E’ in gioco, care ragazze e cari ragazzi, il vostro stesso futuro, e le possibilità e le opportunità che questo futuro vi riserverà.
Di conseguenza, miei cari studenti, sento il dovere di richiamarvi ad una parola che forse risuonerà banale, oppure patetica, oppure riservata agli adulti, ma che in questo momento acquista un significato del tutto straordinario, fondamentale ed impegnativo, nell’immediato e nei prossimi giorni, settimane, mesi. La parola è “Responsabilità”, quella responsabilità che può nascere, a volte, dalla paura (non sempre la paura è un cattivo sentimento, quando costituisce la spinta per una presa di coscienza), ma che solo nella ragione e attraverso la ragione acquista tutto il suo pregnante significato.

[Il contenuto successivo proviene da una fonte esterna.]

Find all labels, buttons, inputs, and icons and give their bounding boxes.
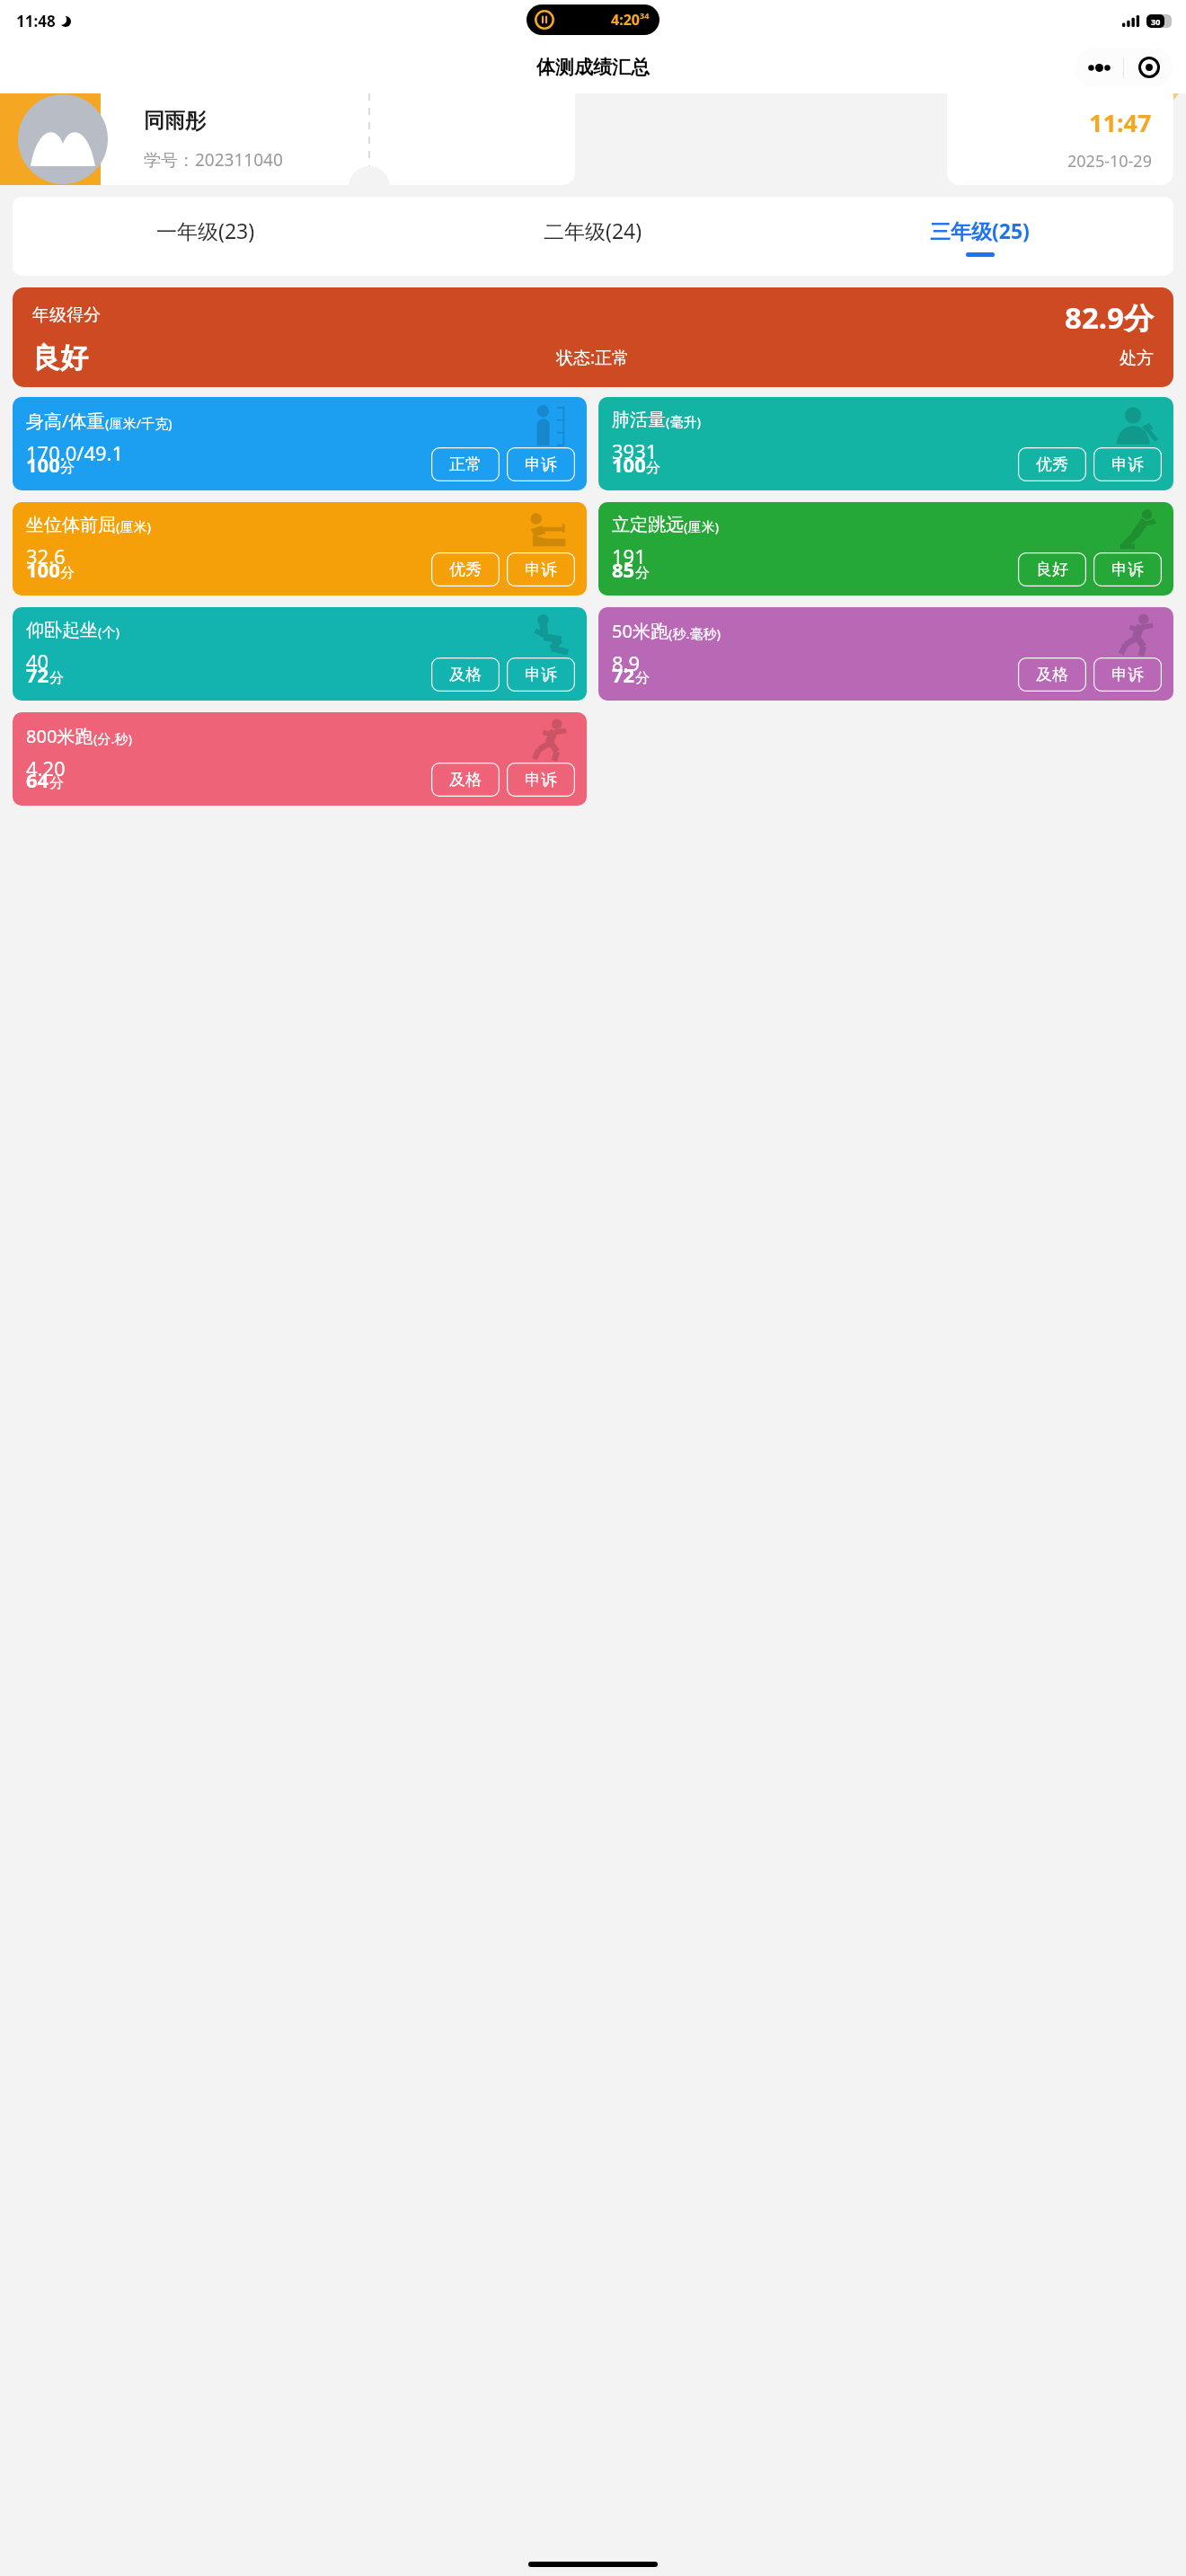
staticText: 申诉 (525, 770, 557, 790)
button[interactable]: 申诉 (507, 447, 575, 481)
button[interactable]: 仰卧起坐 (13, 607, 587, 701)
button[interactable]: 身高/体重 (13, 397, 587, 490)
staticText: 正常 (449, 454, 482, 475)
staticText: 8.9 (612, 649, 641, 676)
button[interactable]: 良好 (1018, 552, 1086, 587)
staticText: 82.9分 (1065, 297, 1154, 338)
staticText: 800米跑 (26, 724, 93, 748)
staticText: 分 (635, 669, 650, 687)
button[interactable]: 申诉 (1093, 657, 1162, 692)
staticText: 立定跳远 (612, 514, 684, 536)
staticText: 同雨彤 (144, 108, 206, 134)
button[interactable]: 申诉 (1093, 552, 1162, 587)
staticText: 申诉 (525, 560, 557, 580)
button[interactable]: 及格 (431, 657, 500, 692)
staticText: (厘米/千克) (105, 414, 173, 432)
staticText: 2025-10-29 (1067, 150, 1152, 172)
staticText: 体测成绩汇总 (536, 56, 650, 79)
button[interactable]: More options (1075, 48, 1123, 87)
staticText: 50米跑 (612, 619, 668, 643)
button[interactable]: 申诉 (507, 657, 575, 692)
staticText: 三年级(25) (930, 216, 1030, 244)
staticText: 处方 (1120, 348, 1154, 369)
staticText: 仰卧起坐 (26, 619, 98, 641)
button[interactable]: 正常 (431, 447, 500, 481)
staticText: 及格 (1036, 665, 1068, 685)
staticText: 分 (635, 564, 650, 582)
staticText: (厘米) (116, 517, 152, 535)
staticText: 二年级(24) (544, 216, 642, 244)
staticText: 72 (26, 661, 49, 688)
staticText: 一年级(23) (156, 216, 255, 244)
button[interactable]: 优秀 (1018, 447, 1086, 481)
staticText: 申诉 (525, 665, 557, 685)
staticText: 申诉 (1111, 665, 1144, 685)
staticText: 申诉 (1111, 560, 1144, 580)
staticText: 64 (26, 766, 49, 793)
staticText: 11:48 (16, 11, 56, 31)
staticText: (厘米) (684, 517, 720, 535)
staticText: 32.6 (26, 543, 66, 569)
button[interactable]: 及格 (431, 763, 500, 797)
staticText: 分 (646, 459, 660, 477)
staticText: (毫升) (666, 412, 702, 430)
staticText: 良好 (1036, 560, 1068, 580)
button[interactable]: 立定跳远 (598, 502, 1173, 595)
staticText: 分 (49, 669, 64, 687)
staticText: 良好 (32, 340, 88, 375)
staticText: 肺活量 (612, 409, 666, 431)
staticText: 34 (640, 10, 650, 21)
staticText: 及格 (449, 770, 482, 790)
button[interactable]: Close (1124, 48, 1173, 87)
button[interactable]: 二年级(24) (399, 197, 786, 276)
staticText: (个) (98, 622, 120, 640)
staticText: 身高/体重 (26, 409, 105, 433)
staticText: 40 (26, 648, 49, 675)
button[interactable]: 申诉 (1093, 447, 1162, 481)
staticText: 分 (60, 564, 75, 582)
staticText: 170.0/49.1 (26, 439, 124, 466)
staticText: 3931 (612, 437, 658, 464)
button[interactable]: 坐位体前屈 (13, 502, 587, 595)
button[interactable]: 优秀 (431, 552, 500, 587)
staticText: 4.20 (26, 754, 66, 781)
button[interactable]: 50米跑 (598, 607, 1173, 701)
staticText: 100 (26, 556, 60, 583)
staticText: 4:20 (611, 10, 640, 30)
staticText: (分.秒) (93, 729, 133, 747)
staticText: 申诉 (525, 454, 557, 475)
staticText: 坐位体前屈 (26, 514, 116, 536)
staticText: (秒.毫秒) (668, 624, 721, 642)
staticText: 100 (26, 451, 60, 478)
staticText: 100 (612, 451, 646, 478)
staticText: 优秀 (449, 560, 482, 580)
button[interactable]: 800米跑 (13, 712, 587, 806)
staticText: 72 (612, 661, 635, 688)
staticText: 分 (49, 774, 64, 792)
staticText: 11:47 (1089, 106, 1152, 139)
button[interactable]: 三年级(25) (786, 197, 1173, 276)
staticText: 191 (612, 543, 646, 569)
staticText: 30 (1151, 16, 1161, 27)
staticText: 申诉 (1111, 454, 1144, 475)
button[interactable]: 申诉 (507, 552, 575, 587)
staticText: 优秀 (1036, 454, 1068, 475)
staticText: 85 (612, 556, 635, 583)
staticText: 年级得分 (32, 304, 101, 326)
button[interactable]: 年级得分 (13, 287, 1173, 387)
staticText: 学号：202311040 (144, 148, 283, 172)
button[interactable]: 及格 (1018, 657, 1086, 692)
staticText: 状态:正常 (556, 346, 630, 369)
button[interactable]: 一年级(23) (13, 197, 399, 276)
staticText: 分 (60, 459, 75, 477)
staticText: 及格 (449, 665, 482, 685)
button[interactable]: 肺活量 (598, 397, 1173, 490)
button[interactable]: 申诉 (507, 763, 575, 797)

E’ questa Responsabilità che – come afferma il filosofo Hans Jonas – ci spinge a riconoscere la razionalità e l’urgenza del nuovo imperativo categorico, l’unico valido per i tempi odierni: “Agisci in modo che le conseguenze della tua azione siano compatibili con la permanenza di un’autentica vita umana sulla terra” (Cit. dall’opera Il principio responsabilità).
E’ questa Responsabilità che coincide con la disponibilità a favorire, mediante l’azione, il “sì alla vita”; ed è sempre la medesima Responsabilità che ci induce alla Cura per un altro e per qualsiasi essere in stato di difficoltà, trasformandosi in Apprensione nel caso in cui venga minacciata la vulnerabilità di quell’essere.
Per concludere, care ragazze e cari ragazzi, spero vivamente che, in queste giornate di forzata rinuncia alla condivisione e alla convivenza con gli altri vostri coetanei che si realizza nelle scuole, non perdiate di vista i fondamentali valori che informano l’esistenza della stessa scuola e, attraverso e grazie ad essa, dell’intera società.
Valori che voi ben conoscete nella loro universalità e necessità, valori che tutti ruotano e tutti si fondano sul più importante ed essenziale tra essi: il diritto alla vita e alla sua prosecuzione e al suo continuo miglioramento.
Un carissimo saluto e un arrivederci a presto, con la certezza che, grazie anche al vostro contributo, questo incubo prima o poi finirà.